I have posted a couple times looking for some guidance on surf fishing and I have recieved some great feed back. I have finally confirmed my dates and will be heading down July 23rd to August 1st. I'm staying around the 4 mile marker. 

My goal is to do some surf fishing, hit the piers at the Gulf Shores Yacht Club, hit Fort Morgan point in the mornings, surf fish around the house in the evening (sunset), and try to his the pass in GS and Perdido at night (thanks for that suggestion). 

Here is my question. I know it depends on what I'm targeting, and I have been reading on here a lot about different techniques, reading the shore line, and bait options. I'm hoping to have enough knowledge to be able to catch something. 

My questions are....What's biting around then? What should I be focusing on? If the Bluefish are gone it would be pointless for me to be out there targeting them. Of course I'm not seasoned enough to know if they would be there or not. So, any help on this would be good. 

What would be the best fish for me to target so that I can get some good action for my 13 yr old son? I'm not looking for a trophy or to feed the masses. I just want him to feel a nice tug on the end of his line and feel the pride of landing something worth talking about. 

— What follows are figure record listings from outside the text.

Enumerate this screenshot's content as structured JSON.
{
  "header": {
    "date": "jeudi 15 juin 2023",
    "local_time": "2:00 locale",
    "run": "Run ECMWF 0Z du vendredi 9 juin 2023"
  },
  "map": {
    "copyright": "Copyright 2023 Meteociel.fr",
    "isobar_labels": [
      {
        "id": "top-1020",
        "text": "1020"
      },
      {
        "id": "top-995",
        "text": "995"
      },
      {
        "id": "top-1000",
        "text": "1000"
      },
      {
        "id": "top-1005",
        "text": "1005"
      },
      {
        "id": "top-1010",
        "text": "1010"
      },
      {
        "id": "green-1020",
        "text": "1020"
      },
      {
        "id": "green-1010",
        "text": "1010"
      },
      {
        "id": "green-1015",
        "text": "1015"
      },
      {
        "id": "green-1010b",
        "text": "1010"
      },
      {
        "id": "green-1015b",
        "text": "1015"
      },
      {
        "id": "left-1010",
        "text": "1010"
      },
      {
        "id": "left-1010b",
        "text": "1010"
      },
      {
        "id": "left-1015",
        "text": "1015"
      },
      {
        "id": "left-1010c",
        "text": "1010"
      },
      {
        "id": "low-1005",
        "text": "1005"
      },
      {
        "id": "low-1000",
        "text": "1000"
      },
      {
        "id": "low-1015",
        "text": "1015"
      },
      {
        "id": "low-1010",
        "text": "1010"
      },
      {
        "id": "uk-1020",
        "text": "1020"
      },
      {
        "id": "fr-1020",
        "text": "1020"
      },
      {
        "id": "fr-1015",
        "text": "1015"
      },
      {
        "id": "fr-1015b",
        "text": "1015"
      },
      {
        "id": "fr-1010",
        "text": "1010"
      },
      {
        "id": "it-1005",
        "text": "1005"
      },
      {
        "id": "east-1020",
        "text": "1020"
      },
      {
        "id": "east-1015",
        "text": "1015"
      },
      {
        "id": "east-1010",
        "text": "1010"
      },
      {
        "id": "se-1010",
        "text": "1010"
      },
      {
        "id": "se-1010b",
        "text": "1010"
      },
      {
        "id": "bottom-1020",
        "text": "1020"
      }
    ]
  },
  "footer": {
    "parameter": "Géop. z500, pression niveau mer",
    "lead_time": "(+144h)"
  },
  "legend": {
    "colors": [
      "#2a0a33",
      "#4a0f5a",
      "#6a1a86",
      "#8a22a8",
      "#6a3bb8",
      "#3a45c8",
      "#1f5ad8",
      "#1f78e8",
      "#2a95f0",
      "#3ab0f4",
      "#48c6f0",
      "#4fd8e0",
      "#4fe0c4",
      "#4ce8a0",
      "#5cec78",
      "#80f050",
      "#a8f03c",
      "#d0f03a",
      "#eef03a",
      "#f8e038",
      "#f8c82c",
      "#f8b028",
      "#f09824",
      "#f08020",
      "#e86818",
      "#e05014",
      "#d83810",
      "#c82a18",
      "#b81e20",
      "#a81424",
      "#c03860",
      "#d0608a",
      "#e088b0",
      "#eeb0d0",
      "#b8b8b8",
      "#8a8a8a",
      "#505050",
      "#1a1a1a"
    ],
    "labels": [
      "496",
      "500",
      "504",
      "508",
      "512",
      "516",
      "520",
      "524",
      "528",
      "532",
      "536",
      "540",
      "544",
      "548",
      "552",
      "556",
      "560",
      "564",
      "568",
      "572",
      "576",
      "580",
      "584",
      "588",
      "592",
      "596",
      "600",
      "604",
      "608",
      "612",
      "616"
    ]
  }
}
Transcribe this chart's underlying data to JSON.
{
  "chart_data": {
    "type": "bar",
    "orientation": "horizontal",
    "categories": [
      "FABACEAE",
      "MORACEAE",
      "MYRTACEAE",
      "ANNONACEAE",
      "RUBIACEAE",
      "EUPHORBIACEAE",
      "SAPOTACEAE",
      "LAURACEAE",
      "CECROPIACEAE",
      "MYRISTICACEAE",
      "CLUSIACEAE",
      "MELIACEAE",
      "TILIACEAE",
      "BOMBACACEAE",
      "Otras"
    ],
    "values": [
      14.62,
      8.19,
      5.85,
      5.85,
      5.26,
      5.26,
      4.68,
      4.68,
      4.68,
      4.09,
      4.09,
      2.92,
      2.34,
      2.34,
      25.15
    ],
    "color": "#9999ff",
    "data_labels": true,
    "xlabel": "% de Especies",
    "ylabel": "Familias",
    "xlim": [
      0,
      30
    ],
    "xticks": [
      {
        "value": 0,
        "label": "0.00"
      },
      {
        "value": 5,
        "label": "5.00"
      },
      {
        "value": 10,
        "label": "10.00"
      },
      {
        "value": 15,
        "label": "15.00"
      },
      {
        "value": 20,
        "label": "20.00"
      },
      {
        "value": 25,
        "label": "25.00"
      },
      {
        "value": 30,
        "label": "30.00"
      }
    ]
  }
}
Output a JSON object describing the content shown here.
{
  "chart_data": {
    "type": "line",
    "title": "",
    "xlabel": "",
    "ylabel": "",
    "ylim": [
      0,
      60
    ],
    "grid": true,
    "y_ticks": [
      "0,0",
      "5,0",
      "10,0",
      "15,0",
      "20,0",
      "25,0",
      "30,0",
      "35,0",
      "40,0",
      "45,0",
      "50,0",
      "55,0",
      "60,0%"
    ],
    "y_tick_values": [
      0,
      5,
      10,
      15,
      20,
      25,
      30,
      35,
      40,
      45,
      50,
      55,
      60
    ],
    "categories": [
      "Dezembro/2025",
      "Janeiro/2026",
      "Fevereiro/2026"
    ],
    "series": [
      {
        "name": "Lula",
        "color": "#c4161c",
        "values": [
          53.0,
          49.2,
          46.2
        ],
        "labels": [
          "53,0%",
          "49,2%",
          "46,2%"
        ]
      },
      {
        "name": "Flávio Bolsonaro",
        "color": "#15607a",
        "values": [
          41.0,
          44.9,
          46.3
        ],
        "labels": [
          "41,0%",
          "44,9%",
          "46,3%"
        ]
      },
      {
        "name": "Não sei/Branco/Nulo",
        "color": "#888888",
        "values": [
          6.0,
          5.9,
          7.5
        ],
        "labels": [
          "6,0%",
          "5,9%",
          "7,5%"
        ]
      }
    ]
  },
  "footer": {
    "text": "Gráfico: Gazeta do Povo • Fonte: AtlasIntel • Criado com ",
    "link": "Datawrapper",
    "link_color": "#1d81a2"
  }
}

I did read a message that contacting the guys ar Top Gun Tackle is a good start to get an idea of what's happening. 

Thanks in advance for any insight, knowledge and help.


----------



## countryjwh (Nov 20, 2007)

if you fish fort morgan point near dixie bar, i would target redfish from the surf. you may also catch jack crevalle and sharks. i have also been seeing a bunch of boats catching spanish out there.


----------



## Geronimo (Oct 2, 2007)

If you're using fresh cut bait, you have a very good chance of catching redfish, shark or bluefish.

You may also want tobring a long handled dip net as the blue crabs may be juballeeing (spell ?) during that time. If you do dip some crabs, be careful to only keep the males.


----------



## jdw34 (Mar 27, 2008)

What time of day is for for the Point and Dixie bar. Last year we tried there a couple times, but I think we got there too late.


----------



## dht (Jun 27, 2009)

Ive been catchin a lot of spanish out there. Seems to be all ive caught in the last few trips through there on boat.


----------



## cert-315 (Apr 13, 2009)

And bring some sunscreen. It's been hotter than you know what on the island for two weeks straight...


----------